L’activité autour de « l’engin », du « séparateur », sur les deux moulins qu’épuisaient les fourches infatigables, avait cet entrain aisé du travail du matin.

Les hommes m’ont à peine regardée, mais leur regard rapide a vu l’arrière du boggey débordant de victuailles et l’on aurait pu croire qu’une hâte plus joyeuse les animait.

Mourier veillait à l’emplissage des sacs. Un ruisseau roux, soyeux, coulait intarissable, se perdait entre les bords de l’étoffe grossière. D’un geste, le vieux Français me fit signe de l’attendre et, ayant confié son poste à un homme, il vint près du boggey, la main pleine de grain.

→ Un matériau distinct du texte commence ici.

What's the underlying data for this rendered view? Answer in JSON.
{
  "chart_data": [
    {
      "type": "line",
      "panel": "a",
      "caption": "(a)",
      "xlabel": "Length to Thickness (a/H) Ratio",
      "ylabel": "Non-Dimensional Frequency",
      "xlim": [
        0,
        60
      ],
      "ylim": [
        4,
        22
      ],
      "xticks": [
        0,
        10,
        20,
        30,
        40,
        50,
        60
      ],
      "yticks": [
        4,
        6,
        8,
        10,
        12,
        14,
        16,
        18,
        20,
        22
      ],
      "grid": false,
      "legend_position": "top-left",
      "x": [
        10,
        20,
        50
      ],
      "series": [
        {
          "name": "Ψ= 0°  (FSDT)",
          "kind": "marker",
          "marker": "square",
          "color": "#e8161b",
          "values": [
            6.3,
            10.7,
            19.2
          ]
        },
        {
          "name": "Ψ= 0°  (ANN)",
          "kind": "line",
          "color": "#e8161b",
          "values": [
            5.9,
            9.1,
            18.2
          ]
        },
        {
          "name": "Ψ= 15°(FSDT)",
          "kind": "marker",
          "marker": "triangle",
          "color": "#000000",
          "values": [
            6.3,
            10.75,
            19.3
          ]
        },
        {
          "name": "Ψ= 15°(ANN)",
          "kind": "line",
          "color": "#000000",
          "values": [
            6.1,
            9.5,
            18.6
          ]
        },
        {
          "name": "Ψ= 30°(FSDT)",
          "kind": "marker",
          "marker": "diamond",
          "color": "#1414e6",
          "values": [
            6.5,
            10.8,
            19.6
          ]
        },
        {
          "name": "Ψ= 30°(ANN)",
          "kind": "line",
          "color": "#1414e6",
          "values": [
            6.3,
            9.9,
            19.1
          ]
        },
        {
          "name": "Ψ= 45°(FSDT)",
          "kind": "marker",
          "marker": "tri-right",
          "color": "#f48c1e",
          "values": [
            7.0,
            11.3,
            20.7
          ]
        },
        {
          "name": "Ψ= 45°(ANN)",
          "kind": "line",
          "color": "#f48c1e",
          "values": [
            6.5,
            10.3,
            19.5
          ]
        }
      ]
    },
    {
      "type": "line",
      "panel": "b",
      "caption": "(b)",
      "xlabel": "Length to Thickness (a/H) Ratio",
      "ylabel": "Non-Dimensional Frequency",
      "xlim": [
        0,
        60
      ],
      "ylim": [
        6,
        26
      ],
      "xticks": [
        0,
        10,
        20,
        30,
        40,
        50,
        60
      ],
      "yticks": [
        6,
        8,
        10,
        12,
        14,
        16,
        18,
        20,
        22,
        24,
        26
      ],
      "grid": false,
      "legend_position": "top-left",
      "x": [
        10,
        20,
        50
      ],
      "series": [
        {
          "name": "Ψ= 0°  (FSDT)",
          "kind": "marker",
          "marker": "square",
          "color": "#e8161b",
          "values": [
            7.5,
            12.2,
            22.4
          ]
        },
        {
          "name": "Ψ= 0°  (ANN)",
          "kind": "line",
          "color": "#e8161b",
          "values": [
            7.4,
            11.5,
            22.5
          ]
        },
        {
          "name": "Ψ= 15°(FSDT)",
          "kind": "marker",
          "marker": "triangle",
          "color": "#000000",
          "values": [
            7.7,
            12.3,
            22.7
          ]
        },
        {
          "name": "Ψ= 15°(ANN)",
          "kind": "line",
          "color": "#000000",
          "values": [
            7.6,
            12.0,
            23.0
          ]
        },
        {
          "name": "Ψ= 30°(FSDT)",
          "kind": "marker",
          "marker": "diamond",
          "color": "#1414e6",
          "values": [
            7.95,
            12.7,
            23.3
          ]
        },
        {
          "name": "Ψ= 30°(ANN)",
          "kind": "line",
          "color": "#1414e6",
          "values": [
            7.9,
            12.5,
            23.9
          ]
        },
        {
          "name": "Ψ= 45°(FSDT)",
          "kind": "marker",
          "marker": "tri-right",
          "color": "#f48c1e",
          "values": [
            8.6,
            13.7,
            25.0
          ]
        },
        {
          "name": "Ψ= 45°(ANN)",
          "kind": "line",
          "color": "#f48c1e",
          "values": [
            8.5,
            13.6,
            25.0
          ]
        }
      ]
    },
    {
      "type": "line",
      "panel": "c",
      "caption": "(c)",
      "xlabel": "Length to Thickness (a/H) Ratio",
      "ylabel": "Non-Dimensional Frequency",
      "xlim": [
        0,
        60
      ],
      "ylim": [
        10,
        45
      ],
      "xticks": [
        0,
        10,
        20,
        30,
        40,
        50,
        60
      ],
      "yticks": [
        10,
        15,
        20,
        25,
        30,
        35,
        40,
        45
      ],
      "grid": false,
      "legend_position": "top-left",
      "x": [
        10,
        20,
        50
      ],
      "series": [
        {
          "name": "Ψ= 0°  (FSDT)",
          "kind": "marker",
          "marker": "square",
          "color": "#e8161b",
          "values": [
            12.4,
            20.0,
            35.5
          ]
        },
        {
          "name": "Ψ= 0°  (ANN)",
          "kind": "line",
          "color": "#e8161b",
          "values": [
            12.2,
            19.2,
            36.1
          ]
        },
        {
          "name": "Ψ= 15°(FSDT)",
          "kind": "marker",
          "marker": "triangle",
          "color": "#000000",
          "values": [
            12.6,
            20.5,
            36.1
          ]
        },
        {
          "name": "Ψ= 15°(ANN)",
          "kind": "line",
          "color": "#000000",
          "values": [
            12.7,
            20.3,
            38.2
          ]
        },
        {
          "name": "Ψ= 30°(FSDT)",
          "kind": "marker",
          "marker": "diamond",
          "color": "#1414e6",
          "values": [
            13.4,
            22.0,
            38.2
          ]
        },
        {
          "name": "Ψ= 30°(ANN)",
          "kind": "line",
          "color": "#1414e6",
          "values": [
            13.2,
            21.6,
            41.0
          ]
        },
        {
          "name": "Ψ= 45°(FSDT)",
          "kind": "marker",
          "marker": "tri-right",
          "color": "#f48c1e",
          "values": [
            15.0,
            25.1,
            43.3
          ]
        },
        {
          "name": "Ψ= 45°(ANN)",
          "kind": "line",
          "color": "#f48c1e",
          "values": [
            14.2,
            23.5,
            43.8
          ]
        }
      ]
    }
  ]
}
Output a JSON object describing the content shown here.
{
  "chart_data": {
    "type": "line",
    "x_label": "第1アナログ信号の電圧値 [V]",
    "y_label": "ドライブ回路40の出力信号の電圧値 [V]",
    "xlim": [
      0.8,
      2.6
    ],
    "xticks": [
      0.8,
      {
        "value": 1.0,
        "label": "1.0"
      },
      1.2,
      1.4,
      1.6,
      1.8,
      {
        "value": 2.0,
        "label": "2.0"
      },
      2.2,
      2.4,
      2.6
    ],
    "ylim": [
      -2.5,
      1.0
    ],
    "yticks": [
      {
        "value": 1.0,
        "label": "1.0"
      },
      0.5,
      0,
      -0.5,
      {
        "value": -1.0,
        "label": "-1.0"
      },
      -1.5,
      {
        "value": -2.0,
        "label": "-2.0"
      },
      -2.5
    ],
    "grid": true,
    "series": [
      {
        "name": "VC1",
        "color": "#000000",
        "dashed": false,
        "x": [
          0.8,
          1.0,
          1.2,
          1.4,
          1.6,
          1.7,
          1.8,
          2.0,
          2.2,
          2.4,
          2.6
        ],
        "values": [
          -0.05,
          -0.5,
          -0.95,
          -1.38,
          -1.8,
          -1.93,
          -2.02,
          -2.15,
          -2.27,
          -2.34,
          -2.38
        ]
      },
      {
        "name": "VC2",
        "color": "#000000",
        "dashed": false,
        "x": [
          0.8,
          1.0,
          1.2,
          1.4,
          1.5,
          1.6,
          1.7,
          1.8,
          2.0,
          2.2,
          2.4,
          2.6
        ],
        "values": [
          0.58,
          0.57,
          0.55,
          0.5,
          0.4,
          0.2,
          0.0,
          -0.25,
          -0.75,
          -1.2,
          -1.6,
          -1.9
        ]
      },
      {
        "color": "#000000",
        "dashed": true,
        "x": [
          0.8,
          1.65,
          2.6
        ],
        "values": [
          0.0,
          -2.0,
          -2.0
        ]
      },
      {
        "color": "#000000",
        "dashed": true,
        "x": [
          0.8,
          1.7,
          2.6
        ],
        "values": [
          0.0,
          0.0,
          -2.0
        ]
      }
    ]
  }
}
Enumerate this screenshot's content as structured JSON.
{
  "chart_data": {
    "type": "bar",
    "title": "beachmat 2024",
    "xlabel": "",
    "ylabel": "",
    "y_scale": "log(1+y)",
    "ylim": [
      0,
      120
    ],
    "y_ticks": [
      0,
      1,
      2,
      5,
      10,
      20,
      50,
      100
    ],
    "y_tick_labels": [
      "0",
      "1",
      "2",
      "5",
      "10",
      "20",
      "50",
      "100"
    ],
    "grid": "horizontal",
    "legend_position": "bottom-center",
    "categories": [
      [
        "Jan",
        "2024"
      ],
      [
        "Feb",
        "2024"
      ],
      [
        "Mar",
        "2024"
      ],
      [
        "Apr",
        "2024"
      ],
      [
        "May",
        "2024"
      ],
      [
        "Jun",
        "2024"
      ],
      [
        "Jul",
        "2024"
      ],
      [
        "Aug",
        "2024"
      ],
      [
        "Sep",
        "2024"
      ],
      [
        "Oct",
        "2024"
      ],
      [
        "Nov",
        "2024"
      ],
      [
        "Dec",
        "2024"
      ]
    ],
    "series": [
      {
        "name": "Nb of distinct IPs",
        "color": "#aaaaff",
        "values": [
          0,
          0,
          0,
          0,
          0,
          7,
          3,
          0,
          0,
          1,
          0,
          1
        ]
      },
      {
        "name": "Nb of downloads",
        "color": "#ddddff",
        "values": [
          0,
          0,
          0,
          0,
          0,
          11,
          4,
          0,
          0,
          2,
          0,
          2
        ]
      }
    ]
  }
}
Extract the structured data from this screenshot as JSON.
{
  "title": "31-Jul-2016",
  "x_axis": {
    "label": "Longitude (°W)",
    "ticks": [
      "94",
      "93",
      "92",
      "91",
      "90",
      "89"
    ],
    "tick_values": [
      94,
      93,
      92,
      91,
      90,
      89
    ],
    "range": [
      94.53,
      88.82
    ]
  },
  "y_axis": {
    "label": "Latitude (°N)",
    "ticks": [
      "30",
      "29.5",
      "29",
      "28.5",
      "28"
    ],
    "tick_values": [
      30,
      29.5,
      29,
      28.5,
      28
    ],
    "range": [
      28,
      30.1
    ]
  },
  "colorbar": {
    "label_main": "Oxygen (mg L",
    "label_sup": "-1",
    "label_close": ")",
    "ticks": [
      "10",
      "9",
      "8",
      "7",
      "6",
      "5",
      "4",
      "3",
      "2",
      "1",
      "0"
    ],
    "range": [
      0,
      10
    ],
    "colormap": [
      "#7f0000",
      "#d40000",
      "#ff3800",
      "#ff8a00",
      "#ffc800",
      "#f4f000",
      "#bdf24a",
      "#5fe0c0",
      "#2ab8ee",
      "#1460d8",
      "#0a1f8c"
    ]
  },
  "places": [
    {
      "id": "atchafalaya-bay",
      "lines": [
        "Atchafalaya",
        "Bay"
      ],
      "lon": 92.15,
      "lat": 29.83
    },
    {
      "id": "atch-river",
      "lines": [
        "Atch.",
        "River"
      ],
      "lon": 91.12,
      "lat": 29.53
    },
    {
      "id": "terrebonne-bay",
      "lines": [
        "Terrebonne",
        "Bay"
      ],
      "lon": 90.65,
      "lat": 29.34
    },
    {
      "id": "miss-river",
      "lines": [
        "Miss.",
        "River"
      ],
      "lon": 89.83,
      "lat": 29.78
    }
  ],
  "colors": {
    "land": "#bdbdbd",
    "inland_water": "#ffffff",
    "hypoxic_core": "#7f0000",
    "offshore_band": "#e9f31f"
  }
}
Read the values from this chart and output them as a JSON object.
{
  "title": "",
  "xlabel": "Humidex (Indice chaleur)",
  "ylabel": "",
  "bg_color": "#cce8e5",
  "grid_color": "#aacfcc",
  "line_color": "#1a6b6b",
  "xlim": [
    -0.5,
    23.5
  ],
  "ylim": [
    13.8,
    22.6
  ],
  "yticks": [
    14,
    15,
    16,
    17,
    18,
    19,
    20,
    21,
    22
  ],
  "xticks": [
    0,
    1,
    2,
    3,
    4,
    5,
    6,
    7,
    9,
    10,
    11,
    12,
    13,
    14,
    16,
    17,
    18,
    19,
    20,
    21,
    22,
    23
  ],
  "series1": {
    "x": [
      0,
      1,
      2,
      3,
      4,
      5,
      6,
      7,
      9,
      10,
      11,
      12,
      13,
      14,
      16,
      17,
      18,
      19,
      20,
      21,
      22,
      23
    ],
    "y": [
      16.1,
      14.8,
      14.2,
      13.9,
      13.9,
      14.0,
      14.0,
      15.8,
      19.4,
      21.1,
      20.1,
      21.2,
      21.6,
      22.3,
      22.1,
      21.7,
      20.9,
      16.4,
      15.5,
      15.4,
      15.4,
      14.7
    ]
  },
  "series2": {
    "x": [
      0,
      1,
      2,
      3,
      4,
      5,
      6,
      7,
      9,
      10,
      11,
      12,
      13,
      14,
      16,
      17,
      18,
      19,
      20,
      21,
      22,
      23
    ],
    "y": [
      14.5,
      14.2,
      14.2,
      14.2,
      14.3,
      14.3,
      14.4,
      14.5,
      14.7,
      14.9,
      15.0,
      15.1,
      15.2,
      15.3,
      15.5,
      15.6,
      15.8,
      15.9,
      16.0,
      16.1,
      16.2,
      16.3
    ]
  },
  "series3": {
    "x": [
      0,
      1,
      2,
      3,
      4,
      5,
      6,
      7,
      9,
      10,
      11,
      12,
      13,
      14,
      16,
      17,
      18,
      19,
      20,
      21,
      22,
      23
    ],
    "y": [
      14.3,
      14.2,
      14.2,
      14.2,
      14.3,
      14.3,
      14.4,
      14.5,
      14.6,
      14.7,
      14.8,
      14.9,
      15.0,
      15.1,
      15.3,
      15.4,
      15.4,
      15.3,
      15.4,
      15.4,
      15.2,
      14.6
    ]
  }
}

Le ronflement du souffleur éteignait les voix. Je crus comprendre :

— Beau grain… Numéro un…

Au creux de ma main tendue, il fit glisser le blé lourd, au grain presque parfait de forme, de couleur. D’un seul coup j’ai rempli ma bouche du beau grain, et j’ai fouetté les chevaux du bout des guides, afin qu’ils m’emportent vite, tant j’avais peur de pleurer en le mâchant mon beau blé — le beau blé que vous deviez voir se bercer au soleil…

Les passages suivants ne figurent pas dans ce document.